Aswadi Syuhadak Guru Besar UIN Sunan Ampel Surabaya

Haji sebagai Ibadah Komprehensif (2)

2 min read

Sebelumnya: Haji sebagai Ibadah… (1)

Bekal selanjutnya adalah penguatan spiritual dengan memusatkan perhatian pada shalat malam (qum al-laila). Penguatan spiritualitas melalui shalat ini disempurnakan dengan membaca al-Quran (aw zid `alaihi wa rattil al-Quran tartila).

Mengapa harus demikian?
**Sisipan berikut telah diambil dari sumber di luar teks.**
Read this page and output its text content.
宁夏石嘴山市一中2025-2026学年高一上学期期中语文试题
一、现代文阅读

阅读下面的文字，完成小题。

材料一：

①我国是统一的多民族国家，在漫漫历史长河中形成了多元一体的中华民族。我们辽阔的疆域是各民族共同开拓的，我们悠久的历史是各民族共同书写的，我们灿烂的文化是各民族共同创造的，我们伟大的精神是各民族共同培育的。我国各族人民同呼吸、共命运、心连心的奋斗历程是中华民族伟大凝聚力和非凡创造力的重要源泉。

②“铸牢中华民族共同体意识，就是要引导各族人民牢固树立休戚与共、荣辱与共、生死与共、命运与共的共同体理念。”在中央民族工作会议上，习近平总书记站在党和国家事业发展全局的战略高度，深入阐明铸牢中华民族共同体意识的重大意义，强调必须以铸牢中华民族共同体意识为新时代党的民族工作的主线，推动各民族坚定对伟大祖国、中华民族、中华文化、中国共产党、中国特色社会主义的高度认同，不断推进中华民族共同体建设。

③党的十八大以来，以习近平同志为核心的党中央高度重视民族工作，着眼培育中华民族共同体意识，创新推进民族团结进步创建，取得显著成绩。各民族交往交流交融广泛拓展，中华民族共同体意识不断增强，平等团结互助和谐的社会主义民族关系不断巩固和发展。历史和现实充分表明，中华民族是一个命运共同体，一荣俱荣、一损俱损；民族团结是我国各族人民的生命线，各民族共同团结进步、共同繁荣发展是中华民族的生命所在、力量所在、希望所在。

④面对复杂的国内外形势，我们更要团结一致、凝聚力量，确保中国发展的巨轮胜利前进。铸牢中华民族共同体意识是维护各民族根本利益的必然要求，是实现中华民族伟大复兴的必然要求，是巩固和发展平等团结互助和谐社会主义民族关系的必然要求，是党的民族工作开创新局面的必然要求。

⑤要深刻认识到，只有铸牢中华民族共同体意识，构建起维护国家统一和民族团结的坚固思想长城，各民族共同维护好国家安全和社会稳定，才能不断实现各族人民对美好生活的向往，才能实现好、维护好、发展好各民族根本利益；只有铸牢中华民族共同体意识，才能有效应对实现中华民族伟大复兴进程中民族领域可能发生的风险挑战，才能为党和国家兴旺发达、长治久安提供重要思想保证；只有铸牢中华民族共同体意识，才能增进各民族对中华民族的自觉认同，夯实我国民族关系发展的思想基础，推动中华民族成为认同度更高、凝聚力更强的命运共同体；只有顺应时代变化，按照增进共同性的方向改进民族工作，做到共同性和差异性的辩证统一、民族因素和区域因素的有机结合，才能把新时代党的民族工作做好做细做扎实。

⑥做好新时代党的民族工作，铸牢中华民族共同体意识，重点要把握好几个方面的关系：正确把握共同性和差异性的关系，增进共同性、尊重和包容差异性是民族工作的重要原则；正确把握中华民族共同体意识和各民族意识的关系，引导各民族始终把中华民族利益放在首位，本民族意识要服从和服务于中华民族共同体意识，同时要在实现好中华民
Saat menyampaikan misi pertama terkait dengan ketauhidan, Rasulullah mendapatkan tekanan-tekanan psikologis yang sangat berat. Itulah sebabnya Nabi Muhammad dipanggil oleh Allah dengan ungkapan ya ayyuha al-muzzammil (Wahai orang yang berselimut). Boleh jadi kondisi yang dialami oleh Rasulullah saat itu adalah memang berselimut secara fisik, namun ini juga menunjukkan kondisi psikis Nabi. Penolakan dan tekananan masyarakat Mekkah yang sangat kuat terhadap dakwah yang dikembangkannya, membuatnya mengalami situasi psikologis yang membutuhkan motivasi untuk terus-menerus dibangkitkan.

Penolakan dan tekanan masyarakat Makkah terhadap dakwah Nabi Muhammad semakin menyebar. Ajaran beliau dipandang sebagai ancaman terhadap tradisi paganistik yang sudah berurat berakar. Proses turunnya wahyu al-Quran terus menyertai baginda Rasul sebagai bentuk ajaran yang dapat menyelamatkan tujuan hidup manusia secara tepat dan benar.

Tekanan sosial itu juga membuat Rasulullah dipanggil “ya ayyuha al-muddatstsir qum fa andzir” (Wahai orang yang berselimut, bagunlah, lalu berilah peringatan). Istilah “selimut” di sini lebih berkonotasi pada tekanan sosial kemasyarakatan yang lebih kompleks dan massif. Karena itu, langkah strategis berdasarkan wahyu yang Allah ajarkan pada Nabi Muhammad adalah dakwah pemberdayaan keluarga terdekat, “wa andzir ashirataka al-aqrabin” (Berilah peringatan kepada keluargamu yang terdekat)  (QS al-Syuara’: 214).

Baru setelah itu kepada masyarakat secara terbuka, “fasda’ bima tu’mar wa a’ridl `an al-musyrikin” (Maka sampaikanlah secara terang-terangan segala apa yang diperintahkan kepadamu dan berpalinglah dari orang-orang musyrik) (QS. al-Hijr:94).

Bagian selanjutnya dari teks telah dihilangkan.